If he had at least given me warnings or signs or told me something was up … maybe I could have fixed things. But when I’d begged him to give me an explanation or to reconsider leaving, he’d been absolutely clear:
No, Avery. I’m done. I’m moving on. So should you.
It’s been a month since those poison-like words came out of his mouth, and the retreat website project popped up just in time to distract me and give me a much-needed boost of revenue now that Jasper would no longer help me pay the bills.
But I’d been staring at a blank page for an entire week now.

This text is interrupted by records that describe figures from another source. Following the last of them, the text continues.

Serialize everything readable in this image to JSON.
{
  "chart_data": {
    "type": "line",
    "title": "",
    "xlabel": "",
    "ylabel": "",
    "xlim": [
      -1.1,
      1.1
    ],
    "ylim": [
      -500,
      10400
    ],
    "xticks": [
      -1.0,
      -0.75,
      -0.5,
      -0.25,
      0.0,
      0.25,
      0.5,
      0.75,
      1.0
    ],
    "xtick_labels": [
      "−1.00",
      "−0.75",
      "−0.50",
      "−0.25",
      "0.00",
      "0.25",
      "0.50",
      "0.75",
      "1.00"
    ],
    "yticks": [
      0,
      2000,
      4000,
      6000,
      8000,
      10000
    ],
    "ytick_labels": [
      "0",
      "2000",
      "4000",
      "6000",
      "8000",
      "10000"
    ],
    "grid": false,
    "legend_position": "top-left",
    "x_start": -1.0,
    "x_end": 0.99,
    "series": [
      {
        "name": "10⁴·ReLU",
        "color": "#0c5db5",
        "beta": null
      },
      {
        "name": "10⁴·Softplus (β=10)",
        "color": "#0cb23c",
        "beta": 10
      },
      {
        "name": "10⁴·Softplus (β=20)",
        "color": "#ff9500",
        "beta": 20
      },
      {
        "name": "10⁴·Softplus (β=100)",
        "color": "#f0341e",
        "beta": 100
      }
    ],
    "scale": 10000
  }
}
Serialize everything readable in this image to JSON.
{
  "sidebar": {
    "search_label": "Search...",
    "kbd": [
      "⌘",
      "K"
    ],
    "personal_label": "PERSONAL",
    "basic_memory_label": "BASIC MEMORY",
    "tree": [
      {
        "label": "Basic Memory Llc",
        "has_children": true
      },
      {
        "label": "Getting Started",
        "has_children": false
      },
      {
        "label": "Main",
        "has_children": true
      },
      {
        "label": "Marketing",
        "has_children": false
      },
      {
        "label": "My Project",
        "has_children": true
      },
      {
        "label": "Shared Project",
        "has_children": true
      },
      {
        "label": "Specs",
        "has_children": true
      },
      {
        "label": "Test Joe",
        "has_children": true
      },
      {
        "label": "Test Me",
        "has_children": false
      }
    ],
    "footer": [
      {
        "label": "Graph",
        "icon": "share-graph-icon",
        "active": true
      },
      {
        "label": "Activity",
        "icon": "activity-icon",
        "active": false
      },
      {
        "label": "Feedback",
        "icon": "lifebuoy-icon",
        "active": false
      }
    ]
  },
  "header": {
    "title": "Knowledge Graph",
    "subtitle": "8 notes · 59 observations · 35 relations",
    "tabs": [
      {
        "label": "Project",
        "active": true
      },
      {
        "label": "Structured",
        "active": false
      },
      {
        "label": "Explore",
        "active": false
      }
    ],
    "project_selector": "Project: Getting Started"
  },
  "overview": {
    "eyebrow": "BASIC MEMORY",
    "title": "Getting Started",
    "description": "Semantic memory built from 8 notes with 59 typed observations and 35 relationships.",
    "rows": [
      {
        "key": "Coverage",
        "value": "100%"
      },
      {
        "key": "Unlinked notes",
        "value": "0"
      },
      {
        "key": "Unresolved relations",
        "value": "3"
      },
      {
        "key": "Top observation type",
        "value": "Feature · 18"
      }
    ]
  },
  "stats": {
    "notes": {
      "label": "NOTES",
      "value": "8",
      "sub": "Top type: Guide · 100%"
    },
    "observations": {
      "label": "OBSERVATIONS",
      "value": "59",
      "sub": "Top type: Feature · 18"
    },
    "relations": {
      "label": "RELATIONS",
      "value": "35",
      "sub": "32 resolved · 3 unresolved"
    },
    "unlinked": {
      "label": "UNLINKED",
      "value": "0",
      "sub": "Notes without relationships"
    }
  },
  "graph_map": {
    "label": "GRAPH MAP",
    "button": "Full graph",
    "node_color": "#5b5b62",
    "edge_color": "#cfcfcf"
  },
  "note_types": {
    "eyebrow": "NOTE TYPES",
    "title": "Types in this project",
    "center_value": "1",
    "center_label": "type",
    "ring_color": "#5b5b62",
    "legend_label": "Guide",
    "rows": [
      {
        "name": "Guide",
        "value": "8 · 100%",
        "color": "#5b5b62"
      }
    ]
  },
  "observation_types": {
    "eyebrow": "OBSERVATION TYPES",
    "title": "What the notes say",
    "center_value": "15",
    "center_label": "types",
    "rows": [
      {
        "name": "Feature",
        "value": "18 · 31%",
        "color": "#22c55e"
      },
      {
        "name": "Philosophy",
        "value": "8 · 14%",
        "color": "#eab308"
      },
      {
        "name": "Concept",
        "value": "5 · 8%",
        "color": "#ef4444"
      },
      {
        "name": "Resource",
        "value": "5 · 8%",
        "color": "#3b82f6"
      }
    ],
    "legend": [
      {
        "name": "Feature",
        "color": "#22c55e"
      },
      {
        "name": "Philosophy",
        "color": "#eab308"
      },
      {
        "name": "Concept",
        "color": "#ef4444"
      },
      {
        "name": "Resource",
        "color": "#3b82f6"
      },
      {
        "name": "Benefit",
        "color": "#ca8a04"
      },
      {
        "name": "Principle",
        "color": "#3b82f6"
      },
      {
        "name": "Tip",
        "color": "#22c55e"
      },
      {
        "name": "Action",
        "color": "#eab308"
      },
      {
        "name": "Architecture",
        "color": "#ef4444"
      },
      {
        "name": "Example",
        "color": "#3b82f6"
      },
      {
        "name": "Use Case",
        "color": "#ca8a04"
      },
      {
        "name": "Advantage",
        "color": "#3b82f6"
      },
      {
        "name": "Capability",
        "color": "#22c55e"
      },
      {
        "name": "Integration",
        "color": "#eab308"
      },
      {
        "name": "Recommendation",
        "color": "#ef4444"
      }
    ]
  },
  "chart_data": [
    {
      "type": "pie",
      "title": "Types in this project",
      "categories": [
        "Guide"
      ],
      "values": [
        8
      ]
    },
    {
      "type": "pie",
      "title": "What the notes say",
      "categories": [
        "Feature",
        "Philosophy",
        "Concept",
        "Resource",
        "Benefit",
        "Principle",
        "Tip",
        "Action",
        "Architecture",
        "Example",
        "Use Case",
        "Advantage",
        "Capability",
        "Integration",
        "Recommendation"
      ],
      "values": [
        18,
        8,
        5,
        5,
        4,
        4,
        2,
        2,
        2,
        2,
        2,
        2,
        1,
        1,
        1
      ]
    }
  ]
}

I was pulling from nothing. A void.
At that point, I had two choices: either I could give up and refund the payment for the project, which would leave me pretty much strapped for cash, or I could pull myself together and do the damn project, no matter how broken my heart and mind felt. Which is why I need this change of environment.
“I’m here,” Sophie whispered as she stroked my hair. “You know I won’t ever leave you, right? Unlike that asshole.”
“I know,” I sob. “And now I just booked a month-long workation, and I’ll basically be broke.” I would have been broke anyway if I’d said no to the project. Unfortunately, that change of scenery I need isn’t free. But I’d rather be broke next to the sea with a project to do than broke in my sad one-bedroom with nothing but time to contemplate my failed relationship.
Plus, this dingy apartment reminds me of Dad almost as much as it reminds me of Jasper. Dad’s the one who rented the truck and helped me move out of the university dorms, along with Mom and Jasper. I can’t help but remember him crashing against the couch, exhausted after we’d finally gotten everything inside. Or how he’d taken us to his favourite Asian-fusion eatery after we’d all showered and changed from our sweaty clothes.
That, and I’m reminded of him every time I look through my window at the workaholic strapped to his office chair across the street.
“Well, I didn’t want to comment on how expensive this place is,” Sophie responded. “You know you’ve got a place to crash if you ever need it, right?”
The first thing Sophie had said to me when I’d told her about the Jasper thing—other than some obscenities about the quality of his character—was that she had a spare guest room if I had to move out and needed some time to find an affordable place.
But the idea of living nestled in my best friend’s family, even for just a short while, fills me with dread. I love spending as much time as I can with Gwen, but I can’t imagine going to bed and waking up in the same house as those two little girls.
Seeing Sophie tuck Gwen into bed while Matt rocked baby Heather would only serve as a glum reminder of how utterly single and alone I truly am. Of how much I stand out like a sore thumb in their perfect little family unit.
Of how much I hunger to have the same within my grasp.
But there is no way I can say that to Sophie. Best friend or no, some things are just out of bounds. And telling a woman who’s four months post-partum that you’re envious of her baby is just one of them.
I’ll just have to make sure I have a new project lined up after this one so I can make rent.
So I force a weak smile and respond with a simple: “Of course.”
God, I hope I’m doing the right thing.